28.2.05

Chalaças estrambóticas e maganeiras

"Repertorio de anecdotas joviaes (...). Bernardices impagáveis, bons ditos, carapuças escolhidas, casos galantes, chalaças estrambóticas, contos jocosos, curiosidades brasileiras, definições esquisitas, ditos agudos, epigramas, epitáfios, fatos históricos, legendas, lembranças que parecem esquecimentos, letreiros, lograções, maganeiras, materialidades, máximas sublimes, palhaçadas asnáticas, pensamentos felizes, pilhérias peregrinas, quadros, quinquilharias, ratices, repentes, sátiras, sentenças, sobrescritos, tiroteios, tradições e trivialidades de bom gosto."

Essa é a apresentação da "Encyclopedia do Riso e da Galhofa", publicada em 1863 no Rio e compilada por Pafúncio Pechincha, dito Patusco Jubilado. A obra é citada por Elias Thomé Saliba em seu texto na edição dos "Cadernos de Literatura Brasileira" dedicada ao Irritante Guru do Meyer. Funciona como um bom programa para este blogue sem pretensões enciclopédicas.

25.2.05

Malhação cidadã

Você, como eu, acha que a expressão "exercer sua cidadania" já é suficientemente antipática? Que ela não passa de um eufemismo toscamente concebido para suavizar a principal atividade dos poderes constituídos, enrabar seus súditos? Pois um amigo avisa que ela ameaça cair em desuso -agora, a onda nos discursos dessa gentinha do governo é conclamar a população a "exercitar sua cidadania". Pois é. Ninguém mais quer uma cidadania flácida, com celulite na bunda, estrias, barriga-de-cerveja e/ou seios caídos. Muito menos uma cidadania sedentária, que passa o dia esparramada no sofá da sala, comendo Cheetos, assistindo à reprise de Madureira x Olaria e peidando. É preciso dizer a ela move your fat ass e obrigá-la a se inscrever, sem mais delongas, na academia mais próxima. Com um programa rigoroso de trabalhos voluntários, pelos quais você se exercita fazendo aquilo que paga ao governo para fazer, em breve sua cidadania ficará sarada, bombada, com barriga-de-tanquinho -e, dizem, de pau pequeno, mas isso é de somenos importância diante do efpetáculo do creffimento.

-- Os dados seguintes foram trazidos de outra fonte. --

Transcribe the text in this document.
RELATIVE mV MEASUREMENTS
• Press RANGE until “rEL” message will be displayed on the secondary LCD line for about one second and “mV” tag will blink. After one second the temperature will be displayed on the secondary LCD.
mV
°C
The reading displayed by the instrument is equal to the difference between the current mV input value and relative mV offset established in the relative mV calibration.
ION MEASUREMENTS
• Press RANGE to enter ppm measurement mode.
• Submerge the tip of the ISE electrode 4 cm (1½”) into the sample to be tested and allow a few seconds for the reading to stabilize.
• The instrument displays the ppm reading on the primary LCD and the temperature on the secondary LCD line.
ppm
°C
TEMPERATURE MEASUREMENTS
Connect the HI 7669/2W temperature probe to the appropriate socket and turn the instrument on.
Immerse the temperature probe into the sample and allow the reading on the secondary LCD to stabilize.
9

Tem que correr, tem que malhar, tem que suar.

24.2.05

Por que não gosto de Tolkien

Porque nada, rigorosamente nada capaz de inspirar uma letra escrita por Robert Plant pode ser bom. Os elfos que me desculpem.

Mas, vejam, não sou radical. Até aprecio os Tolkiens, aquele grupo que consta da trilha d'"O Rei Leão". A-wimoweh, a-wimoweh.

23.2.05

King of the bongo from planet Mongo

Thomp S. Hunterson morreu, mas o jornalismo gonzo continua vivo. Estava vivíssimo, aliás, muito antes que ele nascesse: não há tradição mais antiga e venerável no meio do que encher a cara, os pulmões, as veias e/ou as narinas para escrever besteira. (Você pode não acreditar, mas há até quem não precise de aditivos para fazê-lo.) O fato é que Hunterson & Sons reforçaram tendências que ainda hoje dominam a imprensa mundial: o jornalismo bonzo (fidelidade canina a gentes poderosas), o jornalismo bongo (muita percussão, nenhum sentido) e o jornalismo mongo. Escusado dizer qual o mais disseminado -mas, se você faz questão, dê uma olhada no que se disse, na grande mérdia e fora, sobre o suicide gonzo.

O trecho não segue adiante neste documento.